General scheme of pipeline in identifying repeated sequences. (White inset boxesFew examples of the available computational tools) Input query sequence data, is pre-processed by screening for TEs and the cryptic structures (poly (A) tail, degenerate primers) are trimmed to avoid excessive mismatches. It is then mapped against the reference genome and/or repeat region library to form clusters, for each cluster the programs (MAP, MAFFT) constructs multiple alignments resulting in consensus sequences. Followed by a post processing step wherein the consensus is realigned with the reference by using characteristic TE features as filter parameters, yielding concordant (YES) or discordant combinations (NO). Concordant combinations are the elements that are already in the reference library while the discordant combinations are of much interest as it represents putative novel elements.
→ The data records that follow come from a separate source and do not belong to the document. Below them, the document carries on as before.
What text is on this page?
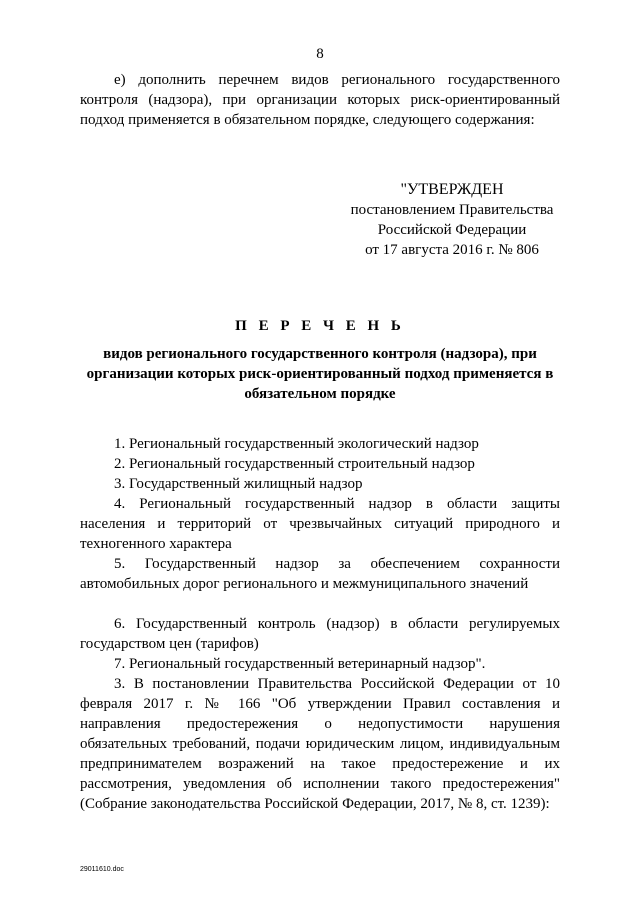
8

е) дополнить перечнем видов регионального государственного контроля (надзора), при организации которых риск-ориентированный подход применяется в обязательном порядке, следующего содержания:

"УТВЕРЖДЕН
постановлением Правительства
Российской Федерации
от 17 августа 2016 г. № 806
П Е Р Е Ч Е Н Ь
видов регионального государственного контроля (надзора), при организации которых риск-ориентированный подход применяется в обязательном порядке

1. Региональный государственный экологический надзор

2. Региональный государственный строительный надзор

3. Государственный жилищный надзор

4. Региональный государственный надзор в области защиты населения и территорий от чрезвычайных ситуаций природного и техногенного характера

5. Государственный надзор за обеспечением сохранности автомобильных дорог регионального и межмуниципального значений

6. Государственный контроль (надзор) в области регулируемых государством цен (тарифов)

7. Региональный государственный ветеринарный надзор".

3. В постановлении Правительства Российской Федерации от 10 февраля 2017 г. № 166 "Об утверждении Правил составления и направления предостережения о недопустимости нарушения обязательных требований, подачи юридическим лицом, индивидуальным предпринимателем возражений на такое предостережение и их рассмотрения, уведомления об исполнении такого предостережения" (Собрание законодательства Российской Федерации, 2017, № 8, ст. 1239):

29011610.doc
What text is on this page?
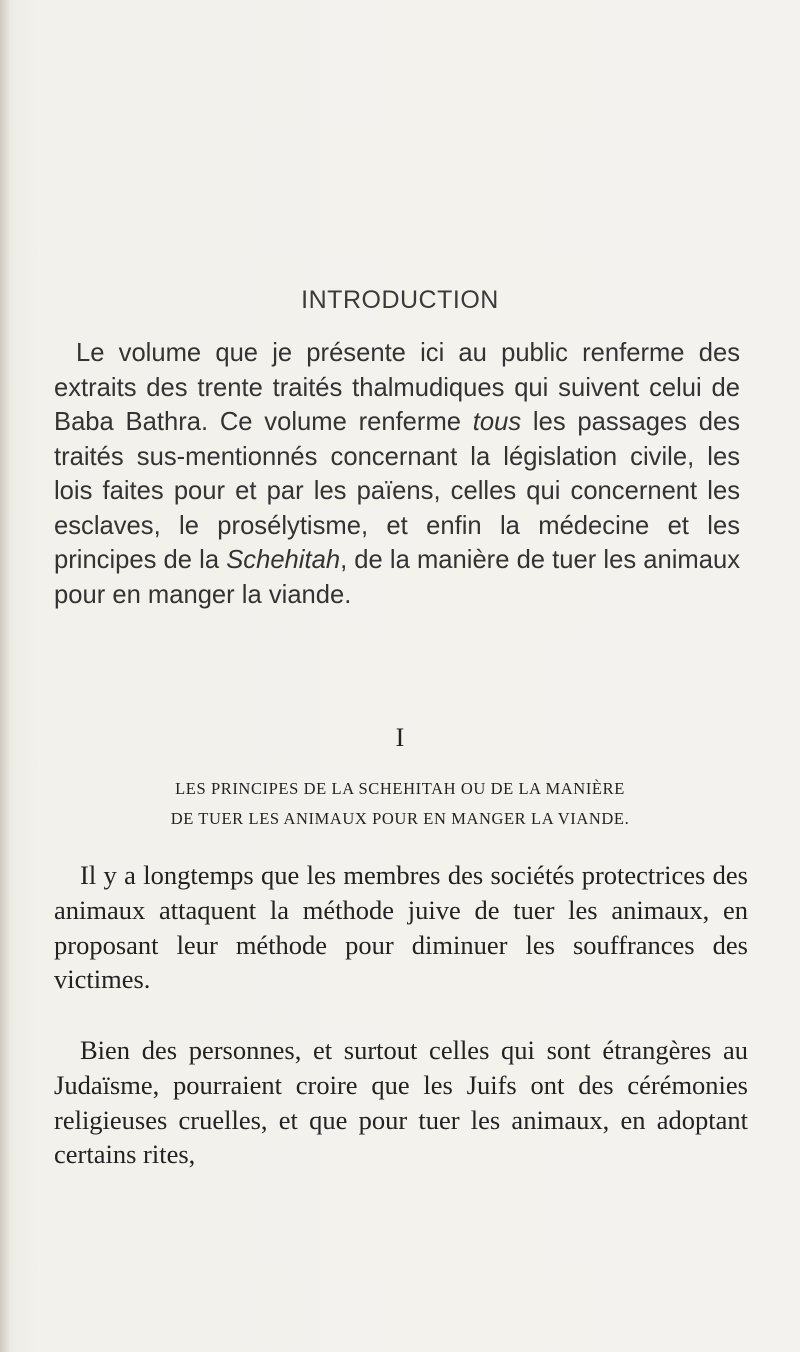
INTRODUCTION

Le volume que je présente ici au public renferme des extraits des trente traités thalmudiques qui suivent celui de Baba Bathra. Ce volume renferme tous les passages des traités sus-mentionnés concernant la législation civile, les lois faites pour et par les païens, celles qui concernent les esclaves, le prosélytisme, et enfin la médecine et les principes de la Schehitah, de la manière de tuer les animaux pour en manger la viande.

I
LES PRINCIPES DE LA SCHEHITAH OU DE LA MANIÈRE
DE TUER LES ANIMAUX POUR EN MANGER LA VIANDE.

Il y a longtemps que les membres des sociétés protectrices des animaux attaquent la méthode juive de tuer les animaux, en proposant leur méthode pour diminuer les souffrances des victimes.

Bien des personnes, et surtout celles qui sont étrangères au Judaïsme, pourraient croire que les Juifs ont des cérémonies religieuses cruelles, et que pour tuer les animaux, en adoptant certains rites,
Research interest in SVs has increased exponentially over the past decade, and with the advent of screening technologies, approximately 5000 insertions have been reported thus far [63]. Because most reported insertions are scattered across other databases leading to redundancy, a compiled non-redundant list is eminent. Database of Retrotransposition Insertion Polymorphism (DbRIP) represents a comprehensive list of human genome variations (SINE, Alu and LINE). Data from published journals are collected and compiled into a non-redundant list of RIPs. The design of the database is based on simple genome browser style with graphical visualization of RIP for easy navigation and information retrieval. Classification of reported RIPs is based on class, family and subfamily, including data on the size of insertion, chromosomal position, disease association and PCR conditions with expected amplicon sizes and reference(s). Such a tool, with effective documentation, gives a much clearer picture of RIPs in the line of SNPs and CNVs. Now, with the advent of next-generation platform and organized data, it is possible to study the role of these elements in shaping the genome structure and their functional impact.
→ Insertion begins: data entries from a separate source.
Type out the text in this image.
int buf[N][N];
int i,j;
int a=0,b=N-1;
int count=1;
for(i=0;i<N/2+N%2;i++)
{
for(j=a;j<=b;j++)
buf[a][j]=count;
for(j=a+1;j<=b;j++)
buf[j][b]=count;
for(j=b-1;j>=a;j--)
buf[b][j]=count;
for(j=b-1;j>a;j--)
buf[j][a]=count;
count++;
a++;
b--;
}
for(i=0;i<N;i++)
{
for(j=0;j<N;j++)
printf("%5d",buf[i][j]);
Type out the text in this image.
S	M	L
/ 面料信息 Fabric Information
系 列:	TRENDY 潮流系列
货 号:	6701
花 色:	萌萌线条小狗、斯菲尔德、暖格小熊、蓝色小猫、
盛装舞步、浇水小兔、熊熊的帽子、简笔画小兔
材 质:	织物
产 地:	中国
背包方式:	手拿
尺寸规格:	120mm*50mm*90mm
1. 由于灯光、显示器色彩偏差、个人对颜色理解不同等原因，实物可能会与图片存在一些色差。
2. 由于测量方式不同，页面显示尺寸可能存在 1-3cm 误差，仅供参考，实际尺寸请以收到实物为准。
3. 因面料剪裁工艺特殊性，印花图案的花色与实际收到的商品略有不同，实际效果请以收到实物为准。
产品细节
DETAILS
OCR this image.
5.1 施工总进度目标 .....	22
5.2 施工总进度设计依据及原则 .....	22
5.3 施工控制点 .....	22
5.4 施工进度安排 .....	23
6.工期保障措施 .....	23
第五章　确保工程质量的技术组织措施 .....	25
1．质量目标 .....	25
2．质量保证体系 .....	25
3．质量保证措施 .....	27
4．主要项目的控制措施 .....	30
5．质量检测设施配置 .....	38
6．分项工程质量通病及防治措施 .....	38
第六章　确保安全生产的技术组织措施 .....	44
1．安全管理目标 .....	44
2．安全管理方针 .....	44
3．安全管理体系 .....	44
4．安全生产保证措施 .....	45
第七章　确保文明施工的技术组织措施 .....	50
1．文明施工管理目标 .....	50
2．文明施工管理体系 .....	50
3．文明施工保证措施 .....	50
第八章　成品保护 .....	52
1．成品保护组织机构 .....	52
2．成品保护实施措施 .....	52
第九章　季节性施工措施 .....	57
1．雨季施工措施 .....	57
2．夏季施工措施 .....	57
G) Summary and concluding remarks

At least 4 principal mechanisms, inflammation, protease-anti-protease imbalance, oxidative stress and apoptosis, have been identified in the pathogenesis of COPD. Of these, the oxidative stress plays a pivotal role in COPD pathogenesis because it directly injures the respiratory tract and regulates other mechanisms.

Oxidative stress elicits inflammatory response and inhibits the DNA repair system in a dose-dependent manner that may be altered at the microsatellite level, resulting in genome instability. The vast distribution and complexity of mobile genetic elements in the genome makes another strong argument in genomic instability. In addition to acting as insertional mutagens, alterations such as deletions, inversion and duplication can be attributed to the translocation of these active mobile elements. Studies on lung barrier epithelial cells have proven the effect of airway inflammation and oxidative stress on genome instability. Upon exposure to cigarette smoke, barrier epithelial cells undergo epigenetic alterations that can trigger mobile elements such as L1s, thereby influencing multiple molecular pathways that enhance inflammatory signals. Novel L1 sites can be identified by performing whole genome analysis of epithelial cell DNA from smokers (COPD), ex-smokers (no COPD) and healthy controls against a reference genome. Such new L1 insertions can be compared against the profiles of microsatellite markers in patient samples to study the relationship between mobile genetic elements and genome instability and their potential role in a complex disorder such as COPD.